The cockpit, for a start, has holes in it. Not just the ones you can see above the wing - there are two more on the sides below the wing, and one more gaping hole on the front of the cockpit under the wing. So it looks as if these little guys are going to have to keep their helmets on for the entirety of their mission. And they'd better watch out for space-birds. Set 1593 also features two big main engines mounted on 2x2x2x2 brackets, which are flimsily attached to one-stud-wide rails. And there are ladder/grille pieces (radiators?) hanging down off the body in four places. And, the finishing touch: On the top of the nose of the ship, directly behind the big skeletonised dish, is a two by two turntable. It's just a little bit on the front of the ship that can turn round and round. (Oh, and behind the front dish on the underside of the ship is what every sane Lego kid agreed was a dual laser gun... pointing backwards, at the pilot, through that hole in the front of the cockpit.)

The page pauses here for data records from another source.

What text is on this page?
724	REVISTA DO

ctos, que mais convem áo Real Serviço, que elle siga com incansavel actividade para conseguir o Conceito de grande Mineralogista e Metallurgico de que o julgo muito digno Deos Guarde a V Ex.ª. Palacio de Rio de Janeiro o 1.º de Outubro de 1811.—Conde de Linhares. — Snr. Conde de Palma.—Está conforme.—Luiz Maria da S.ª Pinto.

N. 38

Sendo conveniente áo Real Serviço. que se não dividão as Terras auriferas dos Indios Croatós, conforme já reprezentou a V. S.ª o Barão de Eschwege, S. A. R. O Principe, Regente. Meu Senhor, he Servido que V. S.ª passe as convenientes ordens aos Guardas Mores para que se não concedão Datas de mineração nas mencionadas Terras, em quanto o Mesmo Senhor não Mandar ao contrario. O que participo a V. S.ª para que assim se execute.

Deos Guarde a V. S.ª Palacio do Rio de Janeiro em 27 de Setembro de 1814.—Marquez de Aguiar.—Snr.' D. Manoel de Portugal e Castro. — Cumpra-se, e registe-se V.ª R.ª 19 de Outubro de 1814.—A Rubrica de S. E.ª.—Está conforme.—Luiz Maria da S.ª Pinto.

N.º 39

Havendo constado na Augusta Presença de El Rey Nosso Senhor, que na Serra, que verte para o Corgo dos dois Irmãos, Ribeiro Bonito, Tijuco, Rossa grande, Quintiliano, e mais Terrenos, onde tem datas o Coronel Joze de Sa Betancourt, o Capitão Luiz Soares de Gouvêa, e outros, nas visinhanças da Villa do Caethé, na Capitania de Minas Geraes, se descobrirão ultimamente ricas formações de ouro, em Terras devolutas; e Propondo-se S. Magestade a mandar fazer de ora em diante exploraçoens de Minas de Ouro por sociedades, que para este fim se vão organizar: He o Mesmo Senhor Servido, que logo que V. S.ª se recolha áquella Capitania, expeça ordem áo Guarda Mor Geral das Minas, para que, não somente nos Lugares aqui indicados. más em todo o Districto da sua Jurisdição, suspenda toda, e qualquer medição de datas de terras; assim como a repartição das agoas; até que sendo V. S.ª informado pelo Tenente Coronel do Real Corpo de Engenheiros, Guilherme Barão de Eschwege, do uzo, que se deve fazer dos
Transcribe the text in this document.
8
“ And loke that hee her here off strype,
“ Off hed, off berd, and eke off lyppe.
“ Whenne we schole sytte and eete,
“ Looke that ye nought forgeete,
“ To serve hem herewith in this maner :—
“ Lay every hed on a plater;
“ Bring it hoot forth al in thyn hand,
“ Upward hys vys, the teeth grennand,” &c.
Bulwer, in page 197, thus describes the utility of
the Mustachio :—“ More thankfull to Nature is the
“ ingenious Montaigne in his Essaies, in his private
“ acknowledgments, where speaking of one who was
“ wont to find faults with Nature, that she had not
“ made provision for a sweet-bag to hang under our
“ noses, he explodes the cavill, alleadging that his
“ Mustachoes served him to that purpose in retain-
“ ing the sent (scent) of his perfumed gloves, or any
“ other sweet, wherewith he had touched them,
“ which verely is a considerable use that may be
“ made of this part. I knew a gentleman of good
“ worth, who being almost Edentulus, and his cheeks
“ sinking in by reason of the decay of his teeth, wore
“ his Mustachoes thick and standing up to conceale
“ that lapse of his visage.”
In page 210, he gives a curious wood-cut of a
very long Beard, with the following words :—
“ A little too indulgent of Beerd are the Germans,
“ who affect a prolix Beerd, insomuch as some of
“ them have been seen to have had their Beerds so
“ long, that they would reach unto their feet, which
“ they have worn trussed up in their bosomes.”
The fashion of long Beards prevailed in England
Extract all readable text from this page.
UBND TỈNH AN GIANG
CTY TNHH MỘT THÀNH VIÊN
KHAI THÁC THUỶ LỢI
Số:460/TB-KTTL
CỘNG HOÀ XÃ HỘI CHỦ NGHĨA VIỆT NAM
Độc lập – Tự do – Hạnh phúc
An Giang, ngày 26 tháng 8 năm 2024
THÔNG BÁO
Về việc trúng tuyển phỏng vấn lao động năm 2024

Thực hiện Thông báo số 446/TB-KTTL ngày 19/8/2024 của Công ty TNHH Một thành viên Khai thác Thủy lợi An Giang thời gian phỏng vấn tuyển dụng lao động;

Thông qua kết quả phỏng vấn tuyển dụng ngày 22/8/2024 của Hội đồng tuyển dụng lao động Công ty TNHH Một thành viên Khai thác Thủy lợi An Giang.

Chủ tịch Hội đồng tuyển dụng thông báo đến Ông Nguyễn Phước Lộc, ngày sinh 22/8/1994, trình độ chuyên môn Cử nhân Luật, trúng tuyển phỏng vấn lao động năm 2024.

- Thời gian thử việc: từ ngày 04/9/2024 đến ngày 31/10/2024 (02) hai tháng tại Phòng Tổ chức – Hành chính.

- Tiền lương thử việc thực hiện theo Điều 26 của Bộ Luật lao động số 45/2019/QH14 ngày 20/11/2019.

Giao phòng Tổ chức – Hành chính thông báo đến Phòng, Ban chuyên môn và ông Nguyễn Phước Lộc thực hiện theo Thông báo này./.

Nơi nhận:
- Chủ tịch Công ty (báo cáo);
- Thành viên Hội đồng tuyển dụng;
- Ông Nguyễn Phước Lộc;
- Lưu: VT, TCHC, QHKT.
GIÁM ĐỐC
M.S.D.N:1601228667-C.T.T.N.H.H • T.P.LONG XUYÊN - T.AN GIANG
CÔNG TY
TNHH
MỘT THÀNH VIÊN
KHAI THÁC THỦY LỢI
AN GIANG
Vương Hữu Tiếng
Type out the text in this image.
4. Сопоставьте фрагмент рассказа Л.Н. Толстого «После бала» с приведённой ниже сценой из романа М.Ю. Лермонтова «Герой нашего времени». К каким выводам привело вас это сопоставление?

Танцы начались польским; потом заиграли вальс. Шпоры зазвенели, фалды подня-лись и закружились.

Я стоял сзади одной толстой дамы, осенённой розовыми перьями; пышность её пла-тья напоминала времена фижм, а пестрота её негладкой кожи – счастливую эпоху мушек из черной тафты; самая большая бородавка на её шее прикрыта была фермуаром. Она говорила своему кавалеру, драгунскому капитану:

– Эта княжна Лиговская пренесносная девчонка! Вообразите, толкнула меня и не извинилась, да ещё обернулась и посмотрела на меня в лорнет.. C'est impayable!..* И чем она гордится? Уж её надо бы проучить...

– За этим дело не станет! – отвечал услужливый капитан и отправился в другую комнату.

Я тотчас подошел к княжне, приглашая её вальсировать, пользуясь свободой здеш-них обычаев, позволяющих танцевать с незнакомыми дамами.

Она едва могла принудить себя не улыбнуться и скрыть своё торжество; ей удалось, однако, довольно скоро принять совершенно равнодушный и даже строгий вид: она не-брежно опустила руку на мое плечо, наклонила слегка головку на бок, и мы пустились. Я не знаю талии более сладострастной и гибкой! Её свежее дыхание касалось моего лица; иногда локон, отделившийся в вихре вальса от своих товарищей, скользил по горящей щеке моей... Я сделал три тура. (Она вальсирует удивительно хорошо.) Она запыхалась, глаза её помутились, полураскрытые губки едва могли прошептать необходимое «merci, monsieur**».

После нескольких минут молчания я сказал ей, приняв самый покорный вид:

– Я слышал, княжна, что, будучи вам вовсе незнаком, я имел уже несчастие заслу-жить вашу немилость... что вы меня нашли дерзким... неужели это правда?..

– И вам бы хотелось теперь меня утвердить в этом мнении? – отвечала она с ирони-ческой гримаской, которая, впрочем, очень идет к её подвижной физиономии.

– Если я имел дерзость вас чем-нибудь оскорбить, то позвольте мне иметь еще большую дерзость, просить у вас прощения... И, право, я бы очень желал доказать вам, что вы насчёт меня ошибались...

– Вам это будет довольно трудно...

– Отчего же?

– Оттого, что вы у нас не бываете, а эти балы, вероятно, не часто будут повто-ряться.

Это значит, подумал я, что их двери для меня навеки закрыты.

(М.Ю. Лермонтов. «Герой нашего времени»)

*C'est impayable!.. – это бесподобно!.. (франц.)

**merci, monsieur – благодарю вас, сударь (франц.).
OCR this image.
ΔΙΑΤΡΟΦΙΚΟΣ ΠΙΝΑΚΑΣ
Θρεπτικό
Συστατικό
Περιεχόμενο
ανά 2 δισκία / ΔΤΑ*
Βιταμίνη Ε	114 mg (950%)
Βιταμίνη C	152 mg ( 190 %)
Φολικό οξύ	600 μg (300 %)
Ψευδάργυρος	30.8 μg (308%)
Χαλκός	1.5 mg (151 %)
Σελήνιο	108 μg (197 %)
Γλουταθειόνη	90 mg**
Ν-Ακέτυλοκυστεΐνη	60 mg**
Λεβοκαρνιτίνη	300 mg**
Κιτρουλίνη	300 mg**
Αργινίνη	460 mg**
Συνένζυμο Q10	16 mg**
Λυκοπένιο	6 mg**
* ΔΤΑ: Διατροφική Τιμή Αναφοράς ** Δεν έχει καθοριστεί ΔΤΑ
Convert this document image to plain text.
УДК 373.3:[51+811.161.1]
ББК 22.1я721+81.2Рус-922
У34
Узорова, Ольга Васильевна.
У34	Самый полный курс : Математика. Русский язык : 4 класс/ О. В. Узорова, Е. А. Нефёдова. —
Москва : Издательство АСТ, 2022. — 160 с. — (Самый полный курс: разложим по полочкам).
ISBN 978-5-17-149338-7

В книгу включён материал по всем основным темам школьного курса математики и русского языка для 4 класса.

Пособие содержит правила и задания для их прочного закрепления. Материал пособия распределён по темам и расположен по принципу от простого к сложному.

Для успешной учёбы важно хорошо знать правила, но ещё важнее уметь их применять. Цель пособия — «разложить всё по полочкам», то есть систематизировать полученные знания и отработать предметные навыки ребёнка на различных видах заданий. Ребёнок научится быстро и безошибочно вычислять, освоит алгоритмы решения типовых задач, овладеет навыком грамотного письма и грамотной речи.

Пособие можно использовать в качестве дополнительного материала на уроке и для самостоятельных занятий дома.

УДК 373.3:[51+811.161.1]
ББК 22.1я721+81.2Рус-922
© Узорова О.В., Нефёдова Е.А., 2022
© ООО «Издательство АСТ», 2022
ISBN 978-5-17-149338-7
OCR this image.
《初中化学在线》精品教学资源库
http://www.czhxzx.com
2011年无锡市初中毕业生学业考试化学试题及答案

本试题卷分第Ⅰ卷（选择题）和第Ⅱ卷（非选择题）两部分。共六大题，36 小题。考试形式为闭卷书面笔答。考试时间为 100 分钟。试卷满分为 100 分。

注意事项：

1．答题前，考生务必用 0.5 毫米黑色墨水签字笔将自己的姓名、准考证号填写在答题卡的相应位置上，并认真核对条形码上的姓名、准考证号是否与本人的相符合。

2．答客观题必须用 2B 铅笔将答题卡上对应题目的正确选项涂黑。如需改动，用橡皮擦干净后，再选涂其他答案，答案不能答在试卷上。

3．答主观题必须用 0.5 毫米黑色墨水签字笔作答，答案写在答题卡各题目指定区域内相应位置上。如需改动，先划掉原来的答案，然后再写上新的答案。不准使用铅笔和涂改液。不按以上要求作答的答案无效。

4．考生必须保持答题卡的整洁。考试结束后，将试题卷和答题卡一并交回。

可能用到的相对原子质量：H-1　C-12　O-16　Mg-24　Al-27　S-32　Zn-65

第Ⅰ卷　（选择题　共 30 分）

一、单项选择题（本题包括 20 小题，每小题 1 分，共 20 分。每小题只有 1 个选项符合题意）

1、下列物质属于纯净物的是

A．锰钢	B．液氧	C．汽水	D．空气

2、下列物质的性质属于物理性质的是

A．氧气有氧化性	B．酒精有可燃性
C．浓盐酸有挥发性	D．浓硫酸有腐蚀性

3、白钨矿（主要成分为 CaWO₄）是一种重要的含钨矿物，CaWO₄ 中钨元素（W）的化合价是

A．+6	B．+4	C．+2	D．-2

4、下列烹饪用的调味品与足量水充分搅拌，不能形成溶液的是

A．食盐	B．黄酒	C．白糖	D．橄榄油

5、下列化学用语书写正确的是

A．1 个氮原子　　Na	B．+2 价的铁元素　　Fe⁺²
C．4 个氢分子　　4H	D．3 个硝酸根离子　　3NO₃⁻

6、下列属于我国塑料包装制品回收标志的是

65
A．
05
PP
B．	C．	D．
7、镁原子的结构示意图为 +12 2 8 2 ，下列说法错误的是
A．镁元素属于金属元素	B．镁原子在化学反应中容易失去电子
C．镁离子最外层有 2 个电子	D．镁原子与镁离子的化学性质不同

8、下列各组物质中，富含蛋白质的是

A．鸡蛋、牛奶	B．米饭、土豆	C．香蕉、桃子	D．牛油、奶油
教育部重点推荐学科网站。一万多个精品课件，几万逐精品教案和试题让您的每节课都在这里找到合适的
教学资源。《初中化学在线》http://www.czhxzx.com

As far as play value goes, this set is decent. That top-heavy land-crawler thing hooks onto the back of the ship (which doesn't make it look much better...), and there's a sort of base-station... cupboard... contraption, and various accessories. But boy, is it ugly. To make things even weirder, set 1593 apparently contains all of the parts from the perfectly decent 6880 Surface Explorer and the classic, Concorde-ish 6929 Starfleet Voyager. It would appear the latter crashed into the former at full speed, and 1593 - with its very own box and instructions - was the result. But, as with every other one of these sets, you can always break it down for parts. And maybe build yourself a Surface Explorer and a Starfleet Voyager. It's not as if even the ugliest of Lego sets is a stupid Death Star that turns into a giant Darth Vader robot for no reason at all. Any Lego set can be reassembled at will into whatever you want. Which could be why they're still around, after fifty years.